Medtronic has announced it has received CE mark for the Micra Transcatheter Pacing System (TPS). The device is less than one-tenth the size of traditional pacemakers and is delivered with minimally invasive techniques through a catheter, and implanted directly into the heart.
Comparable in size to a large vitamin, the Micra TPS does not require the use of leads, to deliver pacing therapy; rather, it is attached to the heart via small tines and delivers electrical impulses that pace the heart through an electrode at the end of the device.
“Unlike traditional pacemakers, the Micra TPS does not require leads or a surgical ‘pocket’ under the skin, so potential sources of complications are eliminated-as are any visible signs of the device,” says Philippe Ritter, cardiologist at Hôpital Cardiologique de Haut Lévêque and Centre Hospitalier Universitaire (CHU) Bordeaux, France. “While the Micra TPS is dramatically smaller, it is a fully self-contained pacemaker that still delivers the most advanced pacing technology available to patients.”
Once positioned, the Micra TPS is attached to the heart wall and can be repositioned or retrieved, if needed. The device responds to patients’ activity levels by automatically adjusting therapy. Despite its miniaturised size, the Micra TPS has an estimated 10-year battery life and is approved for full body MRI scans, providing patients with access to the most advanced imaging diagnostic procedures.
The device was awarded CE mark based on results from the first 60 patients (at three months) in the Medtronic Micra TPS Global Clinical Trial. The trial is ongoing and will continue to evaluate the safety and efficacy of the device through a single-arm, multicentre study that will enrol up to 780 patients at approximately 50 centres in 20 countries. Initial results from the Micra TPS Global Clinical Trial will be revealed for the first time at a late-breaking clinical trials session at the Heart Rhythm Society’s 2015 Annual Scientific Sessions in May.

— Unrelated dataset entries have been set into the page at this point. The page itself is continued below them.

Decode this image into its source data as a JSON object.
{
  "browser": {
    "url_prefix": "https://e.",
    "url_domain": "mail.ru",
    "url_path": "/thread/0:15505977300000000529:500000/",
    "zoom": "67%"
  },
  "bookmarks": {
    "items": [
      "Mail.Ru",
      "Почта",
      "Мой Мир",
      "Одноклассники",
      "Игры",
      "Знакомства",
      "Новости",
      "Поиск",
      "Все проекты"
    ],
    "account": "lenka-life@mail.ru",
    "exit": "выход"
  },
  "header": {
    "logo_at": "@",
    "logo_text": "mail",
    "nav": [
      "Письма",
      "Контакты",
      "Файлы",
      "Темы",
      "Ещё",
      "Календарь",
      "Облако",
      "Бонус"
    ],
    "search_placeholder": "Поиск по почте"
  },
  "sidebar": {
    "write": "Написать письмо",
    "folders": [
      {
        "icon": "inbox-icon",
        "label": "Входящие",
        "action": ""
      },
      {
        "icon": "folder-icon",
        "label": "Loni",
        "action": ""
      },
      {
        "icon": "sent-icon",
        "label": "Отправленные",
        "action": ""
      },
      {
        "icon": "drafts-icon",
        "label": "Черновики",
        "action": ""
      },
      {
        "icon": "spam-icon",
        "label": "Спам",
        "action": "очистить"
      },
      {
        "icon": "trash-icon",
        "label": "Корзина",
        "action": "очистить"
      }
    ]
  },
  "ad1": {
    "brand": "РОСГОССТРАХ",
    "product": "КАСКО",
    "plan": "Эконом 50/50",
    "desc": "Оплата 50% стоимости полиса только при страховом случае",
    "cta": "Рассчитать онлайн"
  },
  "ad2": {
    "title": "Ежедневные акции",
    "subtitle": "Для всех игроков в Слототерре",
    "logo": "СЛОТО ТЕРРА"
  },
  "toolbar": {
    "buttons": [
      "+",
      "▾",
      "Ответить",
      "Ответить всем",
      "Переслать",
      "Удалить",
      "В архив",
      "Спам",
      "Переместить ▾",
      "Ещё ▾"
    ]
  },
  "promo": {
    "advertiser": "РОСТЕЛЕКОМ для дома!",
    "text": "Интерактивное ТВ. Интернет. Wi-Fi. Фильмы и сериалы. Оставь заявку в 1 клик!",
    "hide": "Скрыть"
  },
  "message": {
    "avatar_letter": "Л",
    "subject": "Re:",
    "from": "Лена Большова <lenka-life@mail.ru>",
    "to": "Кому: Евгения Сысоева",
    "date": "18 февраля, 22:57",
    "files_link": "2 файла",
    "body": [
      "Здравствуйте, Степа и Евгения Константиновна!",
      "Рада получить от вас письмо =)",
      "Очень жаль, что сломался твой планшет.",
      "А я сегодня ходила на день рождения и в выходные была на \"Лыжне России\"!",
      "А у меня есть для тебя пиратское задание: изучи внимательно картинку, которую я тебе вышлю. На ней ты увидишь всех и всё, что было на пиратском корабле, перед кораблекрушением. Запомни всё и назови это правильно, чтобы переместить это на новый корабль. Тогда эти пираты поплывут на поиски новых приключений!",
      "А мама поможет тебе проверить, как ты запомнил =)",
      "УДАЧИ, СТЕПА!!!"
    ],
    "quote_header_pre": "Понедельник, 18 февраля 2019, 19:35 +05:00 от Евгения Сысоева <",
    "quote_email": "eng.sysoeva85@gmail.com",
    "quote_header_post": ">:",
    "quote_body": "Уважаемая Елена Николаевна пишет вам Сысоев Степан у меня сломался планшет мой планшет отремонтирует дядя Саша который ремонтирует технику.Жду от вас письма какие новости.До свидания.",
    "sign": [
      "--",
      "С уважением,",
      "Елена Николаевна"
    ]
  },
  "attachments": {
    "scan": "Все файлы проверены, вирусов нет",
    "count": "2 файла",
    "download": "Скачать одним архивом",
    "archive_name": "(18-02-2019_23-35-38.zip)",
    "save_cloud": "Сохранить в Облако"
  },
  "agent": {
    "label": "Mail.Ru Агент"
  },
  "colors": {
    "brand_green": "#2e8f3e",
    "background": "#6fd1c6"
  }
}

In the USA, the Micra TPS is an investigational device and not yet approved for commercial use.
“Our cross-functional teams have been working for years to redefine engineering limits and production capabilities by radically reducing the size of medical devices by more than 90% while continuing to innovate upon the existing technology,” says Brian Urke, vice president and general manager of the Cardiac Rhythm and Heart Failure’s Brady business, which is part of the Cardiac and Vascular Group at Medtronic. “We believe our investment in this research is transforming cardiac care and will provide more and better therapy options to patients.”
The Micra device is available for patients who benefit from single-chamber pacing as it paces the right ventricle.